Late Tuesday, a Pence spokesman reiterated that the governor has not ruled yet on Cooper's pardon request.
"When Mr. Ahearn talkesd with Mr. Slosar (Tuesday) he made clear that this is not a final decision from the governor," said Matt Lloyd, the governor's deputy chief of taff. "He also made clear that because of the unique circumstances regarding this request, the nature of which are outlined in the letter, Mr. Slosar must exhaust all of the possible judicial options for appeal before the governor can consider the pardon request."
Given the Donald Trump-Mike Pence ticket's "Make America Safe Again" theme, delivered amid a difficult time of violence and unrest nationwide with police shootings and racial tensions, political pundits say granting a pardon -- even one based on innocence -- may be tricky.
The pardon request also has possible political implications for Curtis Hill, the Republican nominee in the race for Indiana attorney general. Hill, an Elkhart County prosecutor, was not involved in Cooper's conviction but he did play a role years later when Cooper was offered the deal.
Cooper was sentenced to 40 years in prison for the robbery, in which a teen survived being shot in the stomach. The Indiana Court of Appeals overturned a co-defendant's conviction in 2005 and prosecutors dropped charges against him when he elected for a new trial. The man later received a nearly $5 million settlement in a civil rights case against police.
Cooper, though, said he chose to go home to his wife and three young children who at times were homeless during his incarceration. Cooper said he does not regret his decision, but living with the felony conviction on his record has stunted his ability to earn a better living.
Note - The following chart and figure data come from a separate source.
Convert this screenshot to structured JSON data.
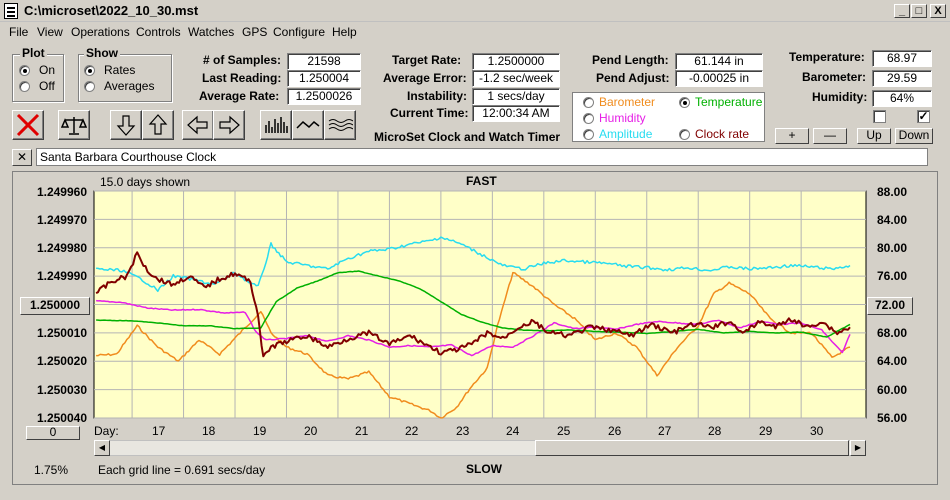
{
  "window": {
    "title": "C:\\microset\\2022_10_30.mst"
  },
  "window_buttons": {
    "minimize": "_",
    "maximize": "□",
    "close": "X"
  },
  "menu": [
    "File",
    "View",
    "Operations",
    "Controls",
    "Watches",
    "GPS",
    "Configure",
    "Help"
  ],
  "plot_group": {
    "title": "Plot",
    "on": "On",
    "off": "Off",
    "selected": "On"
  },
  "show_group": {
    "title": "Show",
    "rates": "Rates",
    "averages": "Averages",
    "selected": "Rates"
  },
  "stats": {
    "samples_label": "# of Samples:",
    "samples": "21598",
    "last_reading_label": "Last Reading:",
    "last_reading": "1.250004",
    "average_rate_label": "Average Rate:",
    "average_rate": "1.2500026"
  },
  "rates": {
    "target_rate_label": "Target Rate:",
    "target_rate": "1.2500000",
    "average_error_label": "Average Error:",
    "average_error": "-1.2 sec/week",
    "instability_label": "Instability:",
    "instability": "1 secs/day",
    "current_time_label": "Current Time:",
    "current_time": "12:00:34 AM"
  },
  "pendulum": {
    "length_label": "Pend Length:",
    "length": "61.144 in",
    "adjust_label": "Pend Adjust:",
    "adjust": "-0.00025 in"
  },
  "environment": {
    "temperature_label": "Temperature:",
    "temperature": "68.97",
    "barometer_label": "Barometer:",
    "barometer": "29.59",
    "humidity_label": "Humidity:",
    "humidity": "64%"
  },
  "checkboxes": {
    "left_checked": false,
    "right_checked": true,
    "right_mark": "✓"
  },
  "graph_select": {
    "barometer": "Barometer",
    "temperature": "Temperature",
    "humidity": "Humidity",
    "amplitude": "Amplitude",
    "clock_rate": "Clock rate",
    "selected": "Temperature"
  },
  "right_axis_buttons": {
    "plus": "+",
    "minus": "—",
    "up": "Up",
    "down": "Down"
  },
  "app_caption": "MicroSet Clock and Watch Timer",
  "clock_name": "Santa Barbara Courthouse Clock",
  "clock_close": "✕",
  "plot": {
    "days_shown": "15.0 days shown",
    "top_label": "FAST",
    "bottom_label": "SLOW",
    "grid_note": "Each grid line = 0.691 secs/day",
    "zoom": "1.75%",
    "zero_button": "0",
    "center_left_button": "1.250000",
    "center_right_button": "72.00",
    "day_label": "Day:"
  },
  "colors": {
    "plot_bg": "#ffffc8",
    "grid": "#b4b4b4",
    "rate": "#800000",
    "temperature": "#00b000",
    "barometer": "#f08c1e",
    "humidity": "#e61ee6",
    "amplitude": "#28dcf0",
    "clock_rate": "#800000"
  },
  "chart_data": {
    "type": "line",
    "title": "FAST",
    "xlabel": "Day:",
    "x_ticks": [
      "17",
      "18",
      "19",
      "20",
      "21",
      "22",
      "23",
      "24",
      "25",
      "26",
      "27",
      "28",
      "29",
      "30"
    ],
    "xlim": [
      16.26,
      31.26
    ],
    "y_left_ticks": [
      "1.249960",
      "1.249970",
      "1.249980",
      "1.249990",
      "1.250000",
      "1.250010",
      "1.250020",
      "1.250030",
      "1.250040"
    ],
    "y_left_range": [
      1.24996,
      1.25004
    ],
    "y_left_inverted": true,
    "y_right_ticks": [
      "88.00",
      "84.00",
      "80.00",
      "76.00",
      "72.00",
      "68.00",
      "64.00",
      "60.00",
      "56.00"
    ],
    "y_right_range": [
      56,
      88
    ],
    "grid": true,
    "series": [
      {
        "name": "Clock rate",
        "color": "#800000",
        "axis": "left",
        "x": [
          16.3,
          16.6,
          16.9,
          17.1,
          17.3,
          17.5,
          17.8,
          18.1,
          18.4,
          18.7,
          19.0,
          19.3,
          19.45,
          19.55,
          19.7,
          20.0,
          20.4,
          20.8,
          21.2,
          21.6,
          22.0,
          22.4,
          22.8,
          23.0,
          23.3,
          23.6,
          23.9,
          24.2,
          24.5,
          24.8,
          25.1,
          25.5,
          25.9,
          26.3,
          26.7,
          27.1,
          27.5,
          27.9,
          28.3,
          28.6,
          28.9,
          29.2,
          29.5,
          29.8,
          30.1,
          30.4,
          30.7,
          30.95
        ],
        "y": [
          1.249996,
          1.249992,
          1.24999,
          1.249982,
          1.249988,
          1.249991,
          1.249993,
          1.24999,
          1.249994,
          1.249991,
          1.249989,
          1.249992,
          1.250004,
          1.250019,
          1.250015,
          1.250013,
          1.250011,
          1.250015,
          1.250012,
          1.25001,
          1.250014,
          1.250011,
          1.250015,
          1.250017,
          1.250016,
          1.250014,
          1.25001,
          1.250012,
          1.250008,
          1.250006,
          1.25001,
          1.250011,
          1.250008,
          1.250009,
          1.250011,
          1.250007,
          1.25001,
          1.250007,
          1.250008,
          1.250006,
          1.25001,
          1.250006,
          1.250008,
          1.250005,
          1.250008,
          1.250006,
          1.25001,
          1.250008
        ]
      },
      {
        "name": "Temperature",
        "color": "#00b000",
        "axis": "right",
        "x": [
          16.3,
          17.0,
          17.5,
          18.0,
          18.5,
          19.0,
          19.5,
          19.8,
          20.2,
          20.6,
          21.0,
          21.4,
          21.8,
          22.2,
          22.6,
          23.0,
          23.4,
          23.8,
          24.2,
          24.6,
          25.0,
          25.5,
          26.0,
          26.5,
          27.0,
          27.5,
          28.0,
          28.5,
          29.0,
          29.5,
          30.0,
          30.5,
          30.95
        ],
        "y": [
          69.8,
          69.7,
          69.4,
          69.0,
          69.0,
          68.6,
          68.7,
          72.4,
          74.3,
          75.3,
          76.5,
          76.7,
          76.0,
          75.3,
          74.2,
          72.4,
          70.6,
          69.5,
          68.7,
          68.4,
          68.3,
          68.4,
          68.2,
          68.1,
          67.9,
          68.2,
          68.5,
          68.0,
          68.2,
          68.0,
          68.1,
          67.4,
          69.2
        ]
      },
      {
        "name": "Barometer",
        "color": "#f08c1e",
        "axis": "right",
        "x": [
          16.3,
          16.7,
          17.1,
          17.5,
          17.9,
          18.3,
          18.7,
          19.1,
          19.5,
          19.7,
          20.0,
          20.4,
          20.8,
          21.2,
          21.6,
          22.0,
          22.4,
          22.8,
          23.0,
          23.3,
          23.6,
          23.9,
          24.1,
          24.4,
          24.8,
          25.2,
          25.6,
          26.0,
          26.4,
          26.8,
          27.2,
          27.6,
          28.0,
          28.3,
          28.6,
          29.0,
          29.4,
          29.8,
          30.2,
          30.6,
          30.95
        ],
        "y": [
          64.8,
          65.0,
          69.0,
          66.0,
          64.0,
          67.0,
          65.0,
          68.0,
          71.0,
          68.0,
          66.0,
          65.0,
          62.0,
          61.5,
          62.5,
          59.0,
          58.0,
          57.0,
          56.0,
          57.5,
          60.5,
          63.0,
          69.0,
          76.5,
          74.5,
          72.0,
          70.0,
          67.0,
          68.0,
          66.0,
          62.0,
          66.0,
          69.0,
          73.5,
          75.0,
          73.5,
          70.0,
          68.0,
          68.0,
          64.5,
          66.0
        ]
      },
      {
        "name": "Humidity",
        "color": "#e61ee6",
        "axis": "right",
        "x": [
          16.3,
          16.8,
          17.3,
          17.8,
          18.3,
          18.8,
          19.2,
          19.4,
          19.6,
          20.0,
          20.4,
          20.8,
          21.2,
          21.6,
          22.0,
          22.4,
          22.8,
          23.2,
          23.6,
          24.0,
          24.4,
          24.8,
          25.2,
          25.6,
          26.0,
          26.4,
          26.8,
          27.2,
          27.6,
          28.0,
          28.4,
          28.8,
          29.2,
          29.6,
          30.0,
          30.4,
          30.6,
          30.8,
          30.95
        ],
        "y": [
          72.5,
          72.3,
          71.5,
          71.2,
          71.3,
          70.8,
          70.9,
          68.2,
          67.0,
          67.2,
          67.6,
          66.8,
          67.6,
          67.0,
          66.0,
          66.2,
          66.0,
          66.3,
          64.8,
          66.2,
          66.0,
          67.6,
          69.4,
          68.6,
          68.8,
          68.5,
          69.2,
          69.6,
          69.4,
          69.2,
          69.8,
          68.7,
          69.6,
          69.2,
          69.4,
          68.4,
          66.8,
          65.2,
          67.8
        ]
      },
      {
        "name": "Amplitude",
        "color": "#28dcf0",
        "axis": "right",
        "x": [
          16.3,
          16.8,
          17.2,
          17.5,
          17.8,
          18.2,
          18.6,
          19.0,
          19.3,
          19.45,
          19.6,
          19.7,
          20.0,
          20.4,
          20.8,
          21.2,
          21.6,
          22.0,
          22.4,
          22.8,
          23.0,
          23.4,
          23.8,
          24.2,
          24.6,
          25.0,
          25.4,
          25.8,
          26.2,
          26.6,
          27.0,
          27.4,
          27.8,
          28.2,
          28.6,
          29.0,
          29.4,
          29.8,
          30.2,
          30.6,
          30.95
        ],
        "y": [
          77.0,
          76.8,
          75.5,
          74.0,
          76.0,
          75.5,
          74.8,
          76.5,
          75.0,
          74.5,
          78.0,
          80.5,
          78.0,
          77.5,
          77.0,
          78.5,
          79.5,
          79.8,
          80.5,
          81.0,
          81.5,
          80.5,
          79.0,
          77.5,
          77.0,
          77.8,
          78.2,
          78.0,
          77.8,
          77.4,
          77.2,
          76.9,
          77.2,
          76.8,
          77.3,
          77.0,
          77.2,
          77.5,
          77.3,
          77.0,
          77.5
        ]
      }
    ]
  }
}
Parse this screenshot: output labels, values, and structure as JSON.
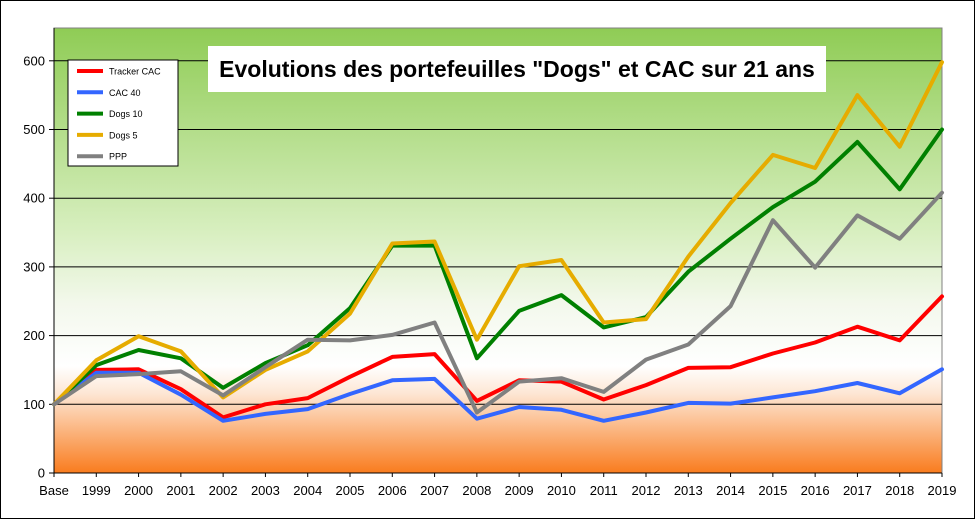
{
  "chart_data": {
    "type": "line",
    "title": "Evolutions des portefeuilles \"Dogs\" et CAC sur  21 ans",
    "xlabel": "",
    "ylabel": "",
    "ylim": [
      0,
      650
    ],
    "yticks": [
      0,
      100,
      200,
      300,
      400,
      500,
      600
    ],
    "grid": true,
    "legend_position": "top-left",
    "background": "gradient: orange at bottom, white around 100-200, green at top",
    "categories": [
      "Base",
      "1999",
      "2000",
      "2001",
      "2002",
      "2003",
      "2004",
      "2005",
      "2006",
      "2007",
      "2008",
      "2009",
      "2010",
      "2011",
      "2012",
      "2013",
      "2014",
      "2015",
      "2016",
      "2017",
      "2018",
      "2019"
    ],
    "series": [
      {
        "name": "Tracker CAC",
        "color": "#ff0000",
        "values": [
          100,
          150,
          151,
          122,
          81,
          100,
          109,
          140,
          169,
          173,
          105,
          135,
          133,
          107,
          128,
          153,
          154,
          174,
          190,
          213,
          193,
          257
        ]
      },
      {
        "name": "CAC 40",
        "color": "#3366ff",
        "values": [
          100,
          146,
          146,
          114,
          76,
          86,
          93,
          115,
          135,
          137,
          79,
          96,
          92,
          76,
          88,
          102,
          101,
          110,
          119,
          131,
          116,
          151
        ]
      },
      {
        "name": "Dogs 10",
        "color": "#008000",
        "values": [
          100,
          157,
          179,
          167,
          124,
          160,
          186,
          240,
          331,
          331,
          167,
          236,
          259,
          212,
          227,
          293,
          341,
          387,
          424,
          482,
          413,
          500
        ]
      },
      {
        "name": "Dogs 5",
        "color": "#e6ac00",
        "values": [
          100,
          164,
          199,
          177,
          110,
          150,
          177,
          232,
          334,
          337,
          194,
          301,
          310,
          219,
          224,
          315,
          393,
          463,
          444,
          550,
          475,
          598
        ]
      },
      {
        "name": "PPP",
        "color": "#808080",
        "values": [
          100,
          141,
          144,
          148,
          113,
          154,
          194,
          193,
          201,
          219,
          88,
          133,
          138,
          118,
          165,
          187,
          243,
          368,
          299,
          375,
          341,
          408
        ]
      }
    ]
  }
}
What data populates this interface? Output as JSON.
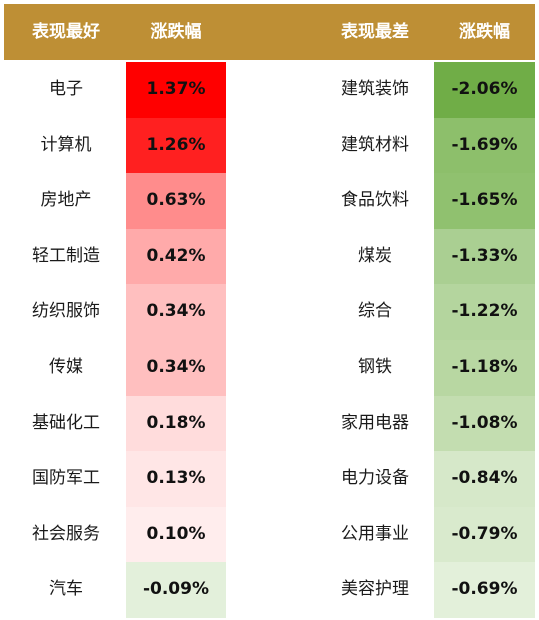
{
  "header": {
    "best_label": "表现最好",
    "best_change_label": "涨跌幅",
    "worst_label": "表现最差",
    "worst_change_label": "涨跌幅",
    "color": "#BE8F35"
  },
  "best": [
    {
      "name": "电子",
      "change": "1.37%",
      "color": "#FF0000"
    },
    {
      "name": "计算机",
      "change": "1.26%",
      "color": "#FF2020"
    },
    {
      "name": "房地产",
      "change": "0.63%",
      "color": "#FF8C8C"
    },
    {
      "name": "轻工制造",
      "change": "0.42%",
      "color": "#FFAAAA"
    },
    {
      "name": "纺织服饰",
      "change": "0.34%",
      "color": "#FFBFBF"
    },
    {
      "name": "传媒",
      "change": "0.34%",
      "color": "#FFBFBF"
    },
    {
      "name": "基础化工",
      "change": "0.18%",
      "color": "#FFDCDC"
    },
    {
      "name": "国防军工",
      "change": "0.13%",
      "color": "#FFE6E6"
    },
    {
      "name": "社会服务",
      "change": "0.10%",
      "color": "#FFEDED"
    },
    {
      "name": "汽车",
      "change": "-0.09%",
      "color": "#E3F0DB"
    }
  ],
  "worst": [
    {
      "name": "建筑装饰",
      "change": "-2.06%",
      "color": "#70AD47"
    },
    {
      "name": "建筑材料",
      "change": "-1.69%",
      "color": "#8DBF6B"
    },
    {
      "name": "食品饮料",
      "change": "-1.65%",
      "color": "#90C16F"
    },
    {
      "name": "煤炭",
      "change": "-1.33%",
      "color": "#AACF92"
    },
    {
      "name": "综合",
      "change": "-1.22%",
      "color": "#B4D59E"
    },
    {
      "name": "钢铁",
      "change": "-1.18%",
      "color": "#B8D7A2"
    },
    {
      "name": "家用电器",
      "change": "-1.08%",
      "color": "#C3DDB0"
    },
    {
      "name": "电力设备",
      "change": "-0.84%",
      "color": "#D6E8C9"
    },
    {
      "name": "公用事业",
      "change": "-0.79%",
      "color": "#D9EACD"
    },
    {
      "name": "美容护理",
      "change": "-0.69%",
      "color": "#E3F0DA"
    }
  ]
}
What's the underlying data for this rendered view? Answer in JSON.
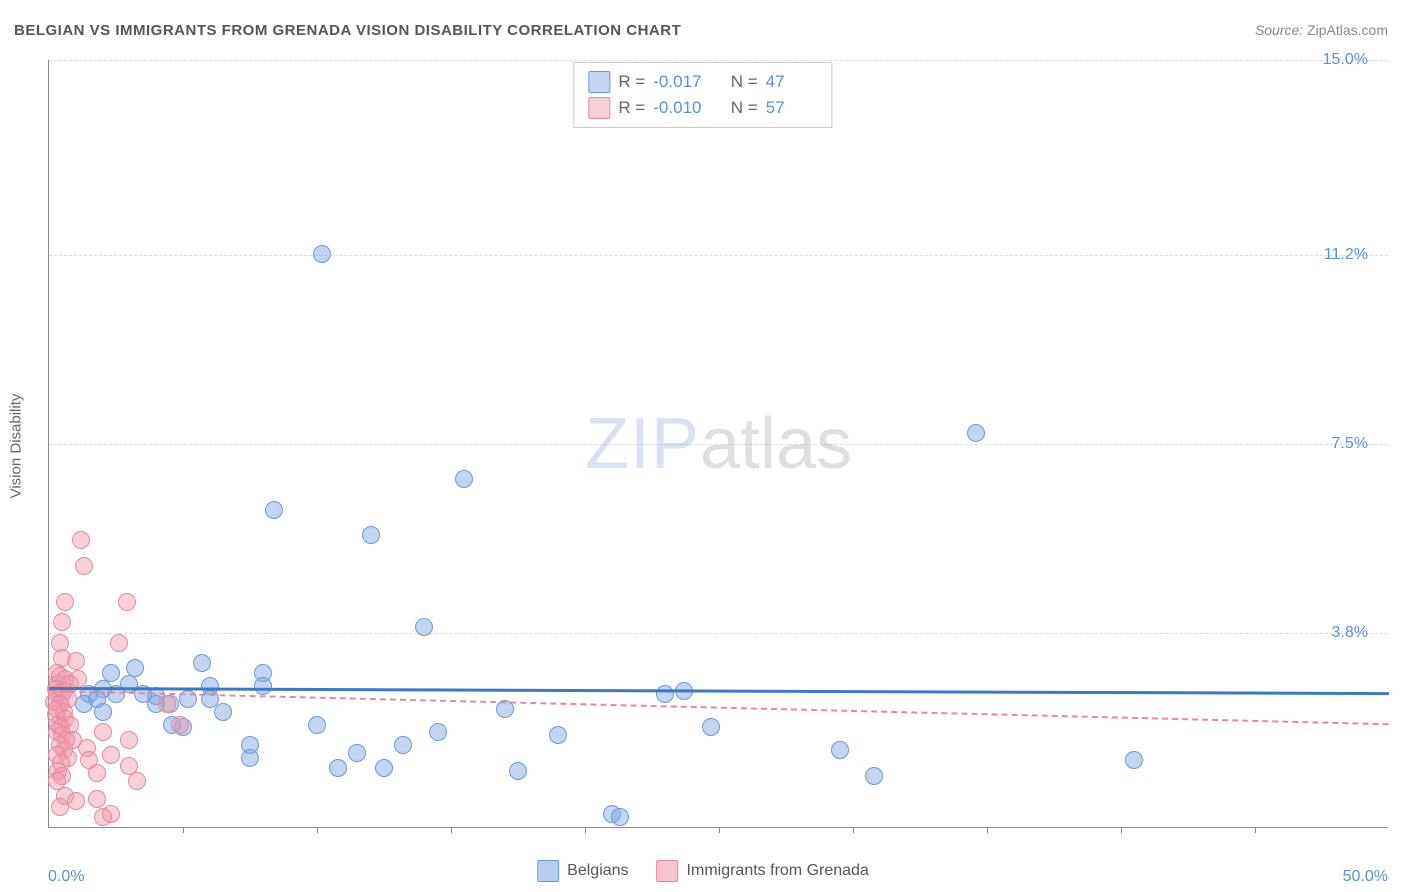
{
  "title": "BELGIAN VS IMMIGRANTS FROM GRENADA VISION DISABILITY CORRELATION CHART",
  "source_label": "Source:",
  "source_value": "ZipAtlas.com",
  "ylabel": "Vision Disability",
  "watermark_a": "ZIP",
  "watermark_b": "atlas",
  "chart": {
    "type": "scatter",
    "xlim": [
      0,
      50
    ],
    "ylim": [
      0,
      15
    ],
    "x_origin_label": "0.0%",
    "x_max_label": "50.0%",
    "y_ticks": [
      3.8,
      7.5,
      11.2,
      15.0
    ],
    "y_tick_labels": [
      "3.8%",
      "7.5%",
      "11.2%",
      "15.0%"
    ],
    "x_tick_positions": [
      5,
      10,
      15,
      20,
      25,
      30,
      35,
      40,
      45
    ],
    "grid_color": "#dddddd",
    "axis_color": "#888888",
    "background_color": "#ffffff",
    "marker_radius": 9,
    "series": [
      {
        "name": "Belgians",
        "fill": "rgba(120,165,225,0.45)",
        "stroke": "#6a9bd8",
        "r_label": "R =",
        "r_value": "-0.017",
        "n_label": "N =",
        "n_value": "47",
        "trend": {
          "y_start": 2.75,
          "y_end": 2.65,
          "style": "solid",
          "color": "#3b78c9"
        },
        "points": [
          [
            10.2,
            11.2
          ],
          [
            8.4,
            6.2
          ],
          [
            12.0,
            5.7
          ],
          [
            15.5,
            6.8
          ],
          [
            34.6,
            7.7
          ],
          [
            40.5,
            1.3
          ],
          [
            30.8,
            1.0
          ],
          [
            23.7,
            2.65
          ],
          [
            23.0,
            2.6
          ],
          [
            21.0,
            0.25
          ],
          [
            21.3,
            0.2
          ],
          [
            17.5,
            1.1
          ],
          [
            17.0,
            2.3
          ],
          [
            14.0,
            3.9
          ],
          [
            13.2,
            1.6
          ],
          [
            12.5,
            1.15
          ],
          [
            11.5,
            1.45
          ],
          [
            10.0,
            2.0
          ],
          [
            10.8,
            1.15
          ],
          [
            8.0,
            3.0
          ],
          [
            8.0,
            2.75
          ],
          [
            7.5,
            1.6
          ],
          [
            7.5,
            1.35
          ],
          [
            6.5,
            2.25
          ],
          [
            6.0,
            2.75
          ],
          [
            6.0,
            2.5
          ],
          [
            5.7,
            3.2
          ],
          [
            5.2,
            2.5
          ],
          [
            5.0,
            1.95
          ],
          [
            4.5,
            2.4
          ],
          [
            4.0,
            2.55
          ],
          [
            4.0,
            2.4
          ],
          [
            4.6,
            2.0
          ],
          [
            3.5,
            2.6
          ],
          [
            3.0,
            2.8
          ],
          [
            3.2,
            3.1
          ],
          [
            2.5,
            2.6
          ],
          [
            2.3,
            3.0
          ],
          [
            2.0,
            2.7
          ],
          [
            1.8,
            2.5
          ],
          [
            2.0,
            2.25
          ],
          [
            1.5,
            2.6
          ],
          [
            1.3,
            2.4
          ],
          [
            24.7,
            1.95
          ],
          [
            14.5,
            1.85
          ],
          [
            19.0,
            1.8
          ],
          [
            29.5,
            1.5
          ]
        ]
      },
      {
        "name": "Immigrants from Grenada",
        "fill": "rgba(240,150,170,0.45)",
        "stroke": "#e38aa0",
        "r_label": "R =",
        "r_value": "-0.010",
        "n_label": "N =",
        "n_value": "57",
        "trend": {
          "y_start": 2.7,
          "y_end": 2.05,
          "style": "dashed",
          "color": "#e38aa0"
        },
        "points": [
          [
            1.2,
            5.6
          ],
          [
            1.3,
            5.1
          ],
          [
            0.6,
            4.4
          ],
          [
            2.9,
            4.4
          ],
          [
            0.5,
            4.0
          ],
          [
            0.4,
            3.6
          ],
          [
            2.6,
            3.6
          ],
          [
            0.5,
            3.3
          ],
          [
            1.0,
            3.25
          ],
          [
            0.3,
            3.0
          ],
          [
            0.4,
            2.95
          ],
          [
            0.6,
            2.9
          ],
          [
            0.35,
            2.8
          ],
          [
            0.8,
            2.8
          ],
          [
            0.25,
            2.7
          ],
          [
            0.55,
            2.65
          ],
          [
            0.3,
            2.6
          ],
          [
            0.45,
            2.55
          ],
          [
            0.7,
            2.5
          ],
          [
            0.2,
            2.45
          ],
          [
            0.4,
            2.4
          ],
          [
            0.3,
            2.3
          ],
          [
            0.55,
            2.25
          ],
          [
            0.25,
            2.2
          ],
          [
            0.6,
            2.1
          ],
          [
            0.35,
            2.0
          ],
          [
            0.8,
            2.0
          ],
          [
            0.45,
            1.95
          ],
          [
            0.3,
            1.85
          ],
          [
            2.0,
            1.85
          ],
          [
            0.5,
            1.8
          ],
          [
            0.65,
            1.7
          ],
          [
            0.9,
            1.7
          ],
          [
            3.0,
            1.7
          ],
          [
            0.4,
            1.6
          ],
          [
            1.4,
            1.55
          ],
          [
            0.55,
            1.5
          ],
          [
            0.3,
            1.4
          ],
          [
            2.3,
            1.4
          ],
          [
            0.7,
            1.35
          ],
          [
            0.45,
            1.25
          ],
          [
            3.0,
            1.2
          ],
          [
            0.35,
            1.1
          ],
          [
            1.8,
            1.05
          ],
          [
            0.5,
            1.0
          ],
          [
            0.3,
            0.9
          ],
          [
            3.3,
            0.9
          ],
          [
            1.8,
            0.55
          ],
          [
            2.3,
            0.25
          ],
          [
            1.0,
            0.5
          ],
          [
            2.0,
            0.2
          ],
          [
            0.6,
            0.6
          ],
          [
            0.4,
            0.4
          ],
          [
            1.5,
            1.3
          ],
          [
            4.4,
            2.4
          ],
          [
            4.9,
            2.0
          ],
          [
            1.1,
            2.9
          ]
        ]
      }
    ]
  },
  "legend_bottom": {
    "items": [
      {
        "label": "Belgians",
        "fill": "rgba(120,165,225,0.55)",
        "stroke": "#6a9bd8"
      },
      {
        "label": "Immigrants from Grenada",
        "fill": "rgba(240,150,170,0.55)",
        "stroke": "#e38aa0"
      }
    ]
  }
}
Slosar argues that Cooper was wrongly imprisoned based on flawed police work, tainted witness identifications, an unreliable jailhouse snitch and a trial attorney who mishandled key DNA evidence. The witnesses and the snitch later recanted.
Now, long after advances in DNA testing and a nationwide offender database excluded him as the perpetrator and identified another man, which sparked eyewitness recantations, even the original trial prosecutor who secured Cooper's conviction urged Pence to support the pardon.
Cooper began his pardon quest about four years ago. More than 100,000 supporters have signed an online petition at change.org. Cooper also has an active social media following.
The case was the subject of a Chicago Tribune investigation last year. The Tribune's review of trial transcripts, police reports, witness interviews and depositions showed the case was fraught with problems.
For example, Cooper's former defense attorney agreed to a stipulation that DNA test results from inside the sweatband of the shooter's hat showed Cooper could not be excluded as a suspect. But the Indiana State Police lab report stated the opposite. Years later, the DNA evidence was linked to a man serving a prison term in Michigan for his role in a 2002 murder. He has denied involvement in the Elkhart case and has not been charged.
Pence has pardoned three people, none claiming actual innocence, since he became governor in 2013. His predecessor, Republican Mitch Daniels, pardoned more than 60 people during his eight years in office.
"This doesn't make sense," Cooper said. "How can you pardon guilty people and here I'm innocent and you pass it forward? I just hope I'll still be alive (when pardoned) because I'm tired of walking around with the stigma of being a convicted felon."